Hôpital Bichat, Service de maladies infectieuses et médecine tropicale
INTRODUCTION
La surveillance des contaminations professionnelles chez le personnel de santé en France a été mise en place, de manière rétrospective et prospective, en 1991 pour le virus de l’immuno-déficience humaine (VIH) et en 1997 pour le virus de l’hépatite C (VHC).

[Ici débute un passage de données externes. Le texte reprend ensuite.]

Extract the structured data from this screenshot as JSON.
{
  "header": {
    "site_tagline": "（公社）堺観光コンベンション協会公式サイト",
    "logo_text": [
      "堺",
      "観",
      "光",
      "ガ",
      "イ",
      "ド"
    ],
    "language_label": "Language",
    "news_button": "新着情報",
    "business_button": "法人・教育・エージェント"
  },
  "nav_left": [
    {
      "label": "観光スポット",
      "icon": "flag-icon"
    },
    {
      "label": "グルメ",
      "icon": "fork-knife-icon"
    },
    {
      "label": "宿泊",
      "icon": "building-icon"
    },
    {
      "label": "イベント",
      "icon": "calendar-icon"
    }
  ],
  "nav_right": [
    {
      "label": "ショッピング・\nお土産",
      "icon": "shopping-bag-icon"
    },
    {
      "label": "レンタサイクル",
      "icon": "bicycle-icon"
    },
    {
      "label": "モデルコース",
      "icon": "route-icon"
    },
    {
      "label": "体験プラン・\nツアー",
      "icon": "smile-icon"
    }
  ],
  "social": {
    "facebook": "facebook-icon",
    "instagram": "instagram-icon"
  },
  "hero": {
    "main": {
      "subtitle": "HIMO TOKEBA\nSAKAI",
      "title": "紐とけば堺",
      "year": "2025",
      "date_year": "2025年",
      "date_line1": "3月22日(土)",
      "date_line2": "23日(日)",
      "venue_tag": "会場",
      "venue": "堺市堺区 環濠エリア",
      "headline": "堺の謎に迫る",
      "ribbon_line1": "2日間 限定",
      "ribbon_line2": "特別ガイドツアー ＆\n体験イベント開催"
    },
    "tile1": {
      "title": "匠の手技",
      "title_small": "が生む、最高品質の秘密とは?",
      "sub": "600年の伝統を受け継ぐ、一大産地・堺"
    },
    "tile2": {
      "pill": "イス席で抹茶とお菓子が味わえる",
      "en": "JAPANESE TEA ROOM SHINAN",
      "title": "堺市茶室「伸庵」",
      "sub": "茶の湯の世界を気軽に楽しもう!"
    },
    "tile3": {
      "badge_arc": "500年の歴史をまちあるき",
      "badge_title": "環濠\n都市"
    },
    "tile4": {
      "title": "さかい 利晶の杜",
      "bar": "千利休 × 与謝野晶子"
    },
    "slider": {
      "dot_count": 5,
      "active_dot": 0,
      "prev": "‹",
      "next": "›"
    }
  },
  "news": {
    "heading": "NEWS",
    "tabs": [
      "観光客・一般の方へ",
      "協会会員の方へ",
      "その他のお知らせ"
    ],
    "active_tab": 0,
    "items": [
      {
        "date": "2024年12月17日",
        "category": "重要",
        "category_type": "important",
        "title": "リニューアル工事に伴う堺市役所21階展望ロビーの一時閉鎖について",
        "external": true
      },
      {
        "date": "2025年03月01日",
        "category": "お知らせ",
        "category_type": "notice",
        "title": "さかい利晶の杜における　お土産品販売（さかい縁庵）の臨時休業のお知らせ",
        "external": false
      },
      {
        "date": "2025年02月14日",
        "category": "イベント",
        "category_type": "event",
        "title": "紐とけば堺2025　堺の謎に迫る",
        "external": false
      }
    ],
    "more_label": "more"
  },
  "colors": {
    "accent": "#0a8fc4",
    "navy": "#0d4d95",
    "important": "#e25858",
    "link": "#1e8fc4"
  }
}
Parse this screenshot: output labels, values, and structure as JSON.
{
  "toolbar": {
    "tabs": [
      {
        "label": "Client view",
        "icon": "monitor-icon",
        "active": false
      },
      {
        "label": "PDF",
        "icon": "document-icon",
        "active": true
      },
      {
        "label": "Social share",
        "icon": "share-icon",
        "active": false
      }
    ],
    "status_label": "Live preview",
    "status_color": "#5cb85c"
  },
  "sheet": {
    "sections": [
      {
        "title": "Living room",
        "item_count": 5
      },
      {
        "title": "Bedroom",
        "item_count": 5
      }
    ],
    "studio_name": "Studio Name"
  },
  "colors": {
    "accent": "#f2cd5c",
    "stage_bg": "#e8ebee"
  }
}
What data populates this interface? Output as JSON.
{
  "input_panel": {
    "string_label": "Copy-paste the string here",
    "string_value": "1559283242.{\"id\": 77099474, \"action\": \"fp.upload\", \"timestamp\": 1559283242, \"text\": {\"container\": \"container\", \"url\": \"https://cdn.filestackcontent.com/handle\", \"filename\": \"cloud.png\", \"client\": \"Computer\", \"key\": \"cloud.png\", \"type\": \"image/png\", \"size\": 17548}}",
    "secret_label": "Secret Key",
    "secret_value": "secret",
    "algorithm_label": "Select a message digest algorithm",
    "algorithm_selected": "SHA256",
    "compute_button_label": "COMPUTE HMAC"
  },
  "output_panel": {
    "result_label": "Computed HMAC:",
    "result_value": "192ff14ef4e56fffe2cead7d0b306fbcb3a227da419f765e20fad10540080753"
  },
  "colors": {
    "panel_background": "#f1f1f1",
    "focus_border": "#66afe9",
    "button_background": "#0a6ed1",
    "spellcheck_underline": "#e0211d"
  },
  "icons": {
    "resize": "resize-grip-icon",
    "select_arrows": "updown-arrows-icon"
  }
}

L’intérêt de cette surveillance est de participer à l’identification et à la prévention des expositions professionnelles à haut risque et d’aider à l’amélioration de la prise en charge du personnel de santé après exposition au VIH et/ou au VHC (suivi biologique, prophylaxie post-exposition ou traitement de l’infection).
L’importance de la déclaration de ces contaminations est régulièrement rappelée par voie de circulaire [1, 2].
Le dernier recensement réalisé chez le personnel de santé en décembre 1997 avait permis de comptabiliser 13 séroconversions professionnelles VIH documentées (et 29 infections VIH présumées) et 33 séroconversions professionnelles VHC documentées depuis la disponibilité des tests de dépistage [3].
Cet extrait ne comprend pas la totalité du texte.